Família de estudante morta em assalto doa órgãos
PUBLICAÇÃO
terça-feira, 02 de novembro de 1999
por Biaggio Talento 
Salvador, 3 (AE) - A secundarista gaúcha Juliana Juchen Marcante, de 21 anos, morreu na manhã de hoje no Hospital Aliança de Salvador, depois de passar 40 horas em coma. Ela foi baleada na cabeça, segunda-feira, durante uma tentativa de assalto na agência do Bradesco do Bairro de Ondina, orla maritima da capital baiana. Na mesma ação os bandidos mataram o subgerente Marcos Antonio Leite Sobral de 40 anos. A família da estudante doou o coração, o fígado e os rins para pacientes de Salvador e Recife.
Juliana mudou do Rio Grande do Sul para a Bahia com os pais havia onze meses e se preperava para fazer o vestibular de Medicina. Na segunda-feira, ela entrou na agência do Bradesco para abrir a sua primeira conta bancária. Estava sentada preenchendo os formulários, quando três bandidos invadiram o local por volta das 13h30 e anunciaram o assalto. Nervosos, os bandidos se assustaram com um movimento brusco do subgerente Sobral e o balearam no peito. Depois disso, os três desistiram do assalto e fugiram atirando à esmo. Uma das balas atingiu Juliana na cabeça.

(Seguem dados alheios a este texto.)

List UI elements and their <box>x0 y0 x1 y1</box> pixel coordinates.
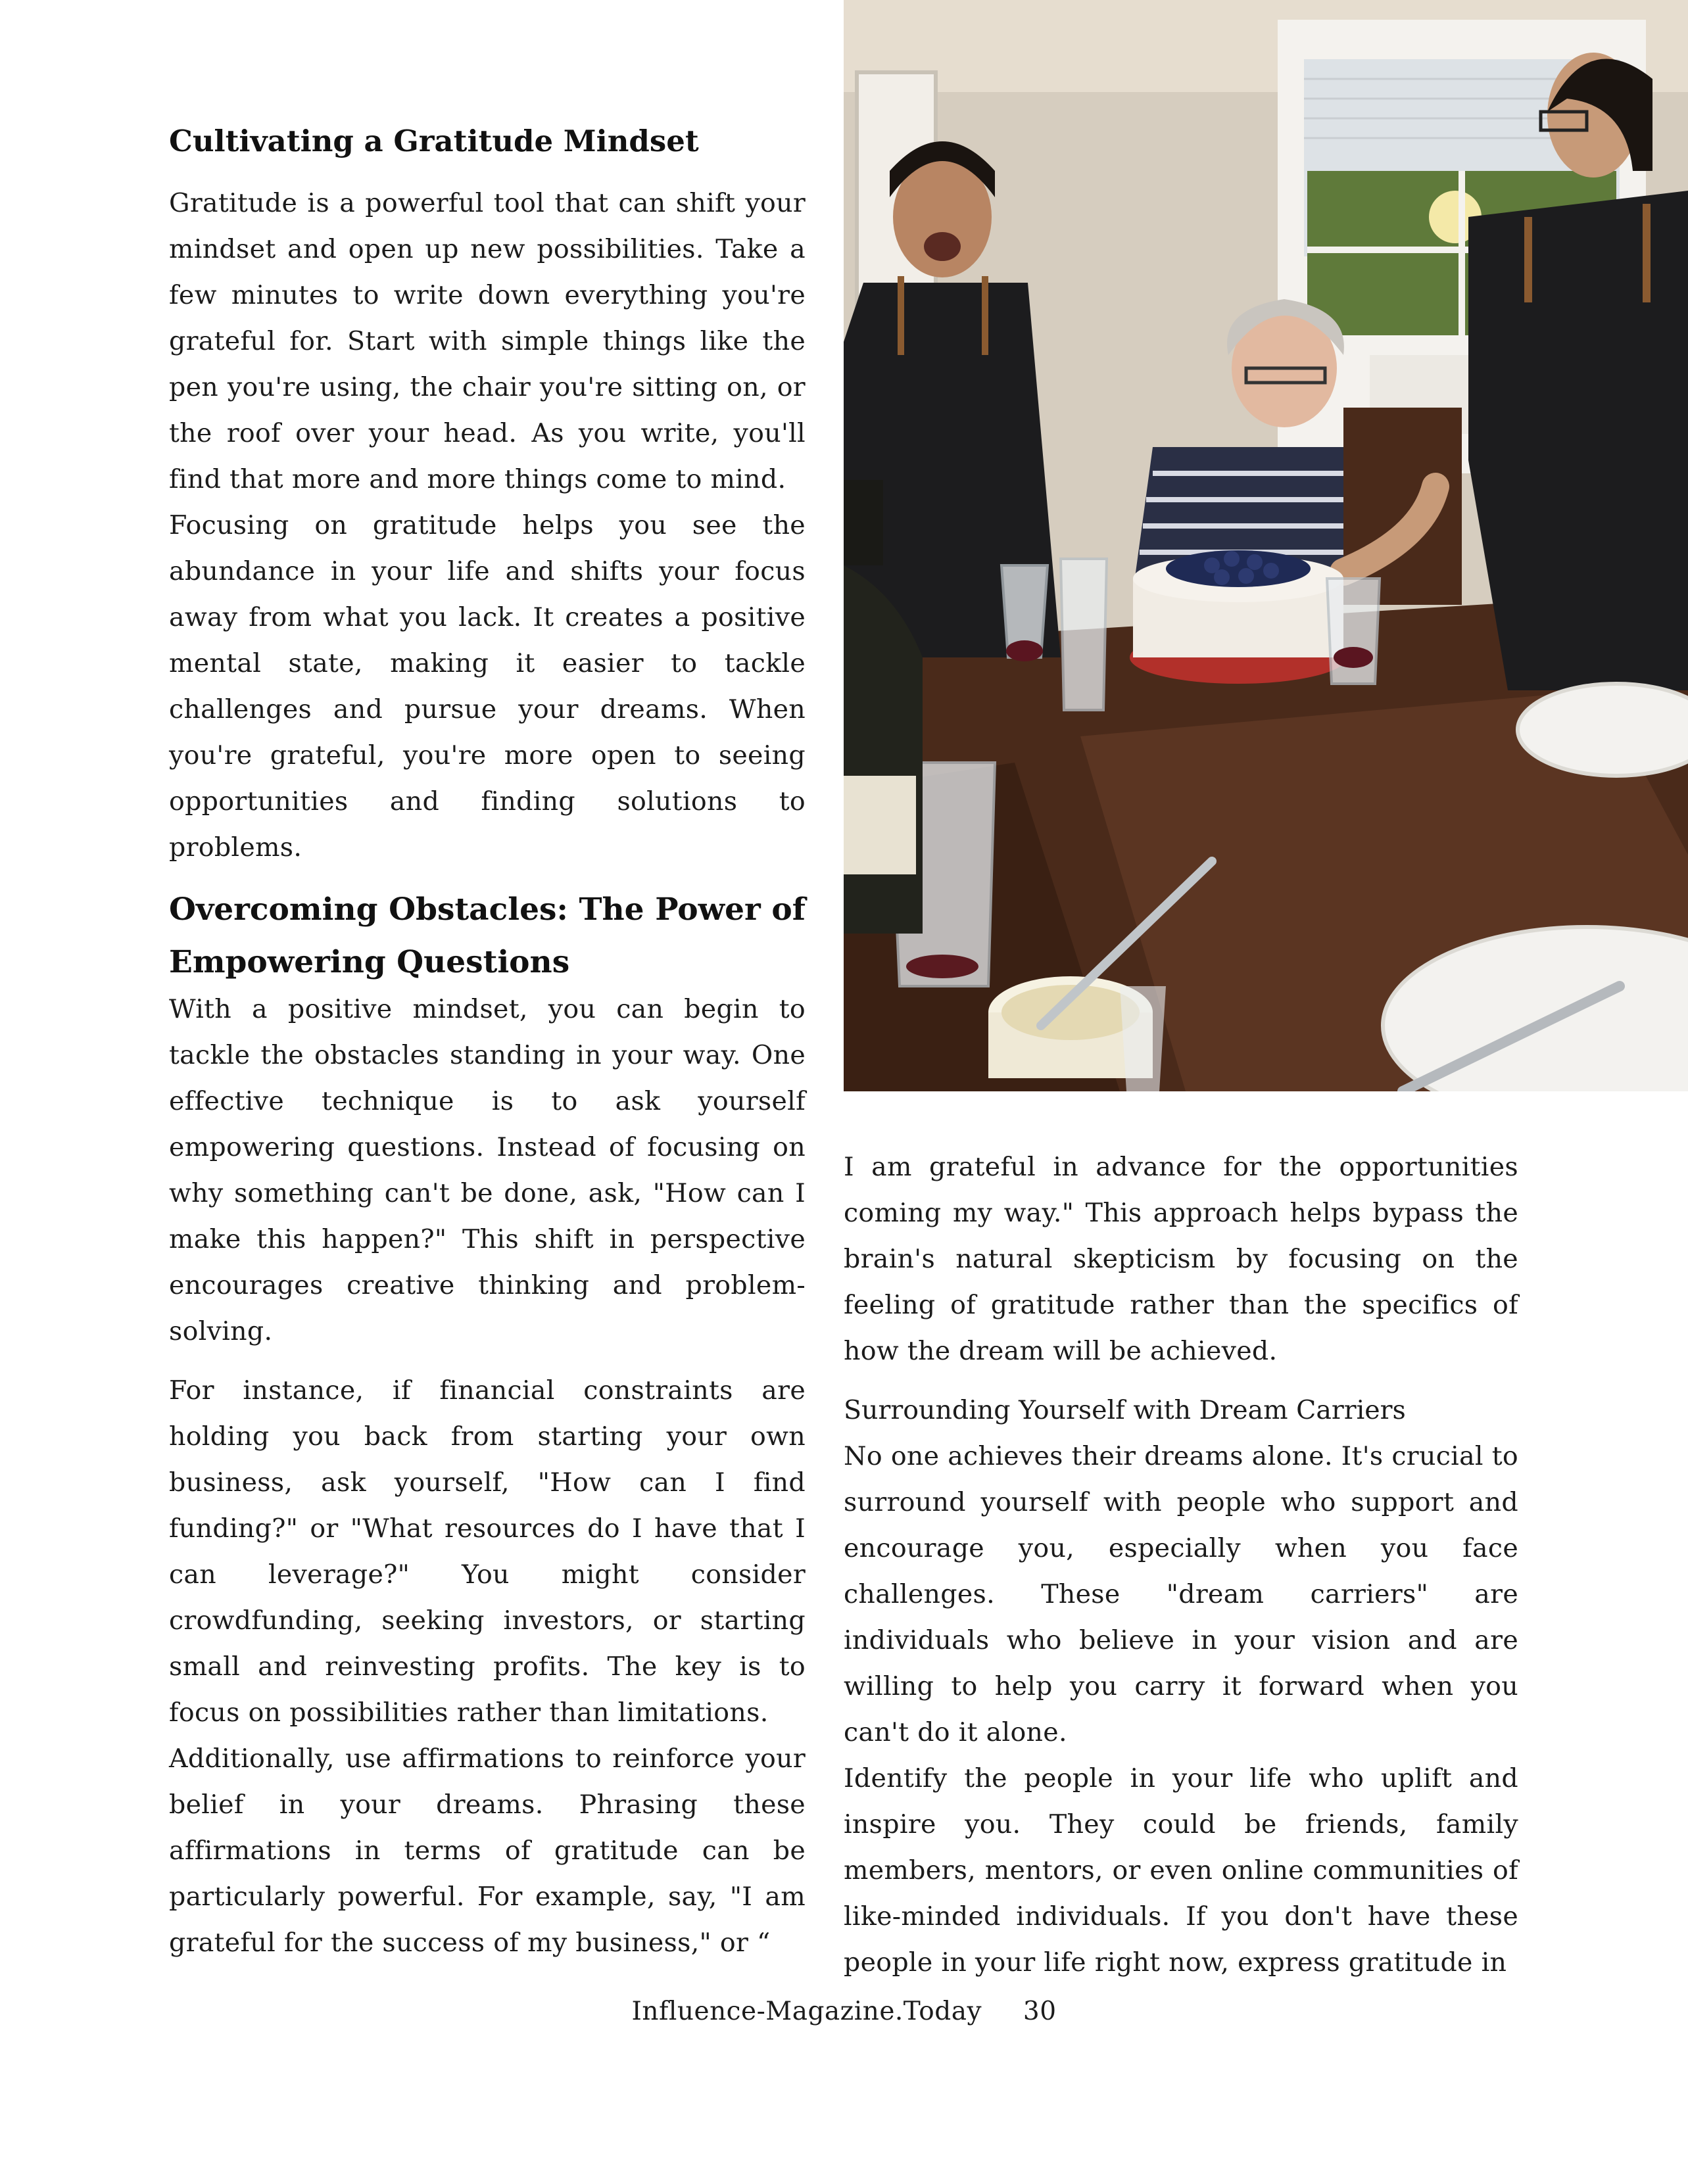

Ela já chegou ao hospital em coma e no início da manhã de hoje, os médicos constataram morte cerebral. Com o apoio da família, desligaram os aparelhos.
"Juliana sempre falou que, se um dia acontecesse, o desejo dela era esse, de doar os órgãos", disse o pai da estudante Paulo Marcante. "Isso nos conforta pois vamos ter um pedacinho dela em quatro pessoas", completou. O médico Jorge Bastos, coordenador da central de transplantes da Bahia, explicou que somente os rins serão transplantados em pacientes baianos porque no Estado não se faz transplantes de coração e fígado. "Por essa razão firmamos um convênio com a central de órgãos de Pernambuco, para que os órgãos não-utilizados na Bahia salvem a vida de pacientes pernambucanos".
A polícia baiana não tem pistas dos bandidos mas a Secretaria de Segurança Pública informou que a prisão dos criminosos é uma questão de honra para a corporação.